Coinheritance of the c.-19 G > C and c.315 + 1 G > A Variants in the β -Globin Gene Leads to Thalassemia Disease: A Report from the North of Iran.
Hossein JalaliMahan MahdaviMohammad EslamijouybariMohammad Reza Mahdavi AmiriPublished in: Case reports in genetics (2023)
Up to now, more than 300 pathogenic variants have been identified in the β -globin gene, some of which are categorized as silent mutations that do not change the hematological indices.
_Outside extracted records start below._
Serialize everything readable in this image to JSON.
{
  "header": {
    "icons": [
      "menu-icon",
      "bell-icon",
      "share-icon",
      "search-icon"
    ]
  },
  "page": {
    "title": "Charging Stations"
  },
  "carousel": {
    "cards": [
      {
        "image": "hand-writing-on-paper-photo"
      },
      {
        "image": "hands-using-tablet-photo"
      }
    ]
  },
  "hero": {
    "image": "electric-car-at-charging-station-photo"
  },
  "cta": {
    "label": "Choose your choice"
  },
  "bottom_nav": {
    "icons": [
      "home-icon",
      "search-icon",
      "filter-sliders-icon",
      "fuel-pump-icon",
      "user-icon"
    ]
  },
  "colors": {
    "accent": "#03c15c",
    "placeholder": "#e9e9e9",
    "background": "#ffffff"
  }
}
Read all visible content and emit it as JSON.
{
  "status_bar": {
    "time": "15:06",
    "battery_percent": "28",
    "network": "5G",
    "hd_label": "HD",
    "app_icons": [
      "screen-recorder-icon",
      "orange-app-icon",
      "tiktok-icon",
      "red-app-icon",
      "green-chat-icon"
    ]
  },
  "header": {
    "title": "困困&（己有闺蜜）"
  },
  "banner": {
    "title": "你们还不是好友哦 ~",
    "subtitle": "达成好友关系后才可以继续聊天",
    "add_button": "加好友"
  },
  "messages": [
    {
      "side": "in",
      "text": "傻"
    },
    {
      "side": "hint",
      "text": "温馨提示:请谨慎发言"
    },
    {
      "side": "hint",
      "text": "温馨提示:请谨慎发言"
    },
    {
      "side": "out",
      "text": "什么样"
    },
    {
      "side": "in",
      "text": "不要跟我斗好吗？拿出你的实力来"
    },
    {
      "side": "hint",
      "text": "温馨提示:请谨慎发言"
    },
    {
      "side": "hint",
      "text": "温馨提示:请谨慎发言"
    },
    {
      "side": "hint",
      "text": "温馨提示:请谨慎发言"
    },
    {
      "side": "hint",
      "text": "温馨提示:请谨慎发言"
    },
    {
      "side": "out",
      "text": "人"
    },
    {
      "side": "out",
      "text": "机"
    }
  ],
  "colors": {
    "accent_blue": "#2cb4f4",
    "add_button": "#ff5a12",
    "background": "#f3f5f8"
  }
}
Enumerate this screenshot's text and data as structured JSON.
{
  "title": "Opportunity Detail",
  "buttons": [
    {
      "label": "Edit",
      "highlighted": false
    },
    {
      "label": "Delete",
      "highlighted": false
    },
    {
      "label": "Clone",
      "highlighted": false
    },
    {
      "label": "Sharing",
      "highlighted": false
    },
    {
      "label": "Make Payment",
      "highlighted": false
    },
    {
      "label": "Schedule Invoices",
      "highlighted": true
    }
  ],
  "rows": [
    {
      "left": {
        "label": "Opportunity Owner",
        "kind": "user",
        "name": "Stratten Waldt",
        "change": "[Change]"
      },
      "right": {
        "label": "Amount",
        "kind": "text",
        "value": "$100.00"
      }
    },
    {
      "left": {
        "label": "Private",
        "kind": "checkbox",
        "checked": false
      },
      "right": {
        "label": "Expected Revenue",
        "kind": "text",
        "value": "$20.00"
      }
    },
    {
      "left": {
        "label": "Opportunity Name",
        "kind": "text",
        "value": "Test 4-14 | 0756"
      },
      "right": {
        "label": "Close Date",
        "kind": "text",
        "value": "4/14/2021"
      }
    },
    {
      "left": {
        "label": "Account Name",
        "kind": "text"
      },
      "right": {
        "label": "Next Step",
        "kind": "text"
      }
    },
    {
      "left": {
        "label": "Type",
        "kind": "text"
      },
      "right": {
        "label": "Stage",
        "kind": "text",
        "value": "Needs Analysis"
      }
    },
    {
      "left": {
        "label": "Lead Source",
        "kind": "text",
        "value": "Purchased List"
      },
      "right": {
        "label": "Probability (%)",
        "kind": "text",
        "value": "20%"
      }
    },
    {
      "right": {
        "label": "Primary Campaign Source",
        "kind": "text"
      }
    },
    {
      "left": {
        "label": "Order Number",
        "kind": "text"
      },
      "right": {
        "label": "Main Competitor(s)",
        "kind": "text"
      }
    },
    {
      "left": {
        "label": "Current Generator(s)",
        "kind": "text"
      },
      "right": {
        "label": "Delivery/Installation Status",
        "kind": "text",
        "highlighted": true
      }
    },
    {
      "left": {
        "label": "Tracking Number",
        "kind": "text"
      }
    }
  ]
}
In the present study, our aim is to introduce the first report of a case with thalassemia intermedia with coinheritance of the c.315 + 1 G > A pathogenic variant and a silent variant (HBB: c.-19 G > C) that was missed during the screening program. Multiplex-Gap-PCR and Sanger sequencing methods were applied to identify α- and β -globin gene mutations in a 26-year-old male subject with diagnosis of thalassemia. The identified mutations were also checked on the parent's sample. The CBC and capillary electrophoresis tests were performed on the parent's blood samples. The case was compound heterozygote for the c.315 + 1 G > A and c.-19 G > C (rs1239893012) variants. The subject's mother carried the c.-19 G > C variant in the β -globin gene while her CBC and electrophoresis test results showed a normal pattern. Silent mutations are susceptible to being missed during premarital screening of β -thalassemia carriers, and the c.-19 G > C variant is recommended to be classified as a pathogenic variant in the β -globin gene.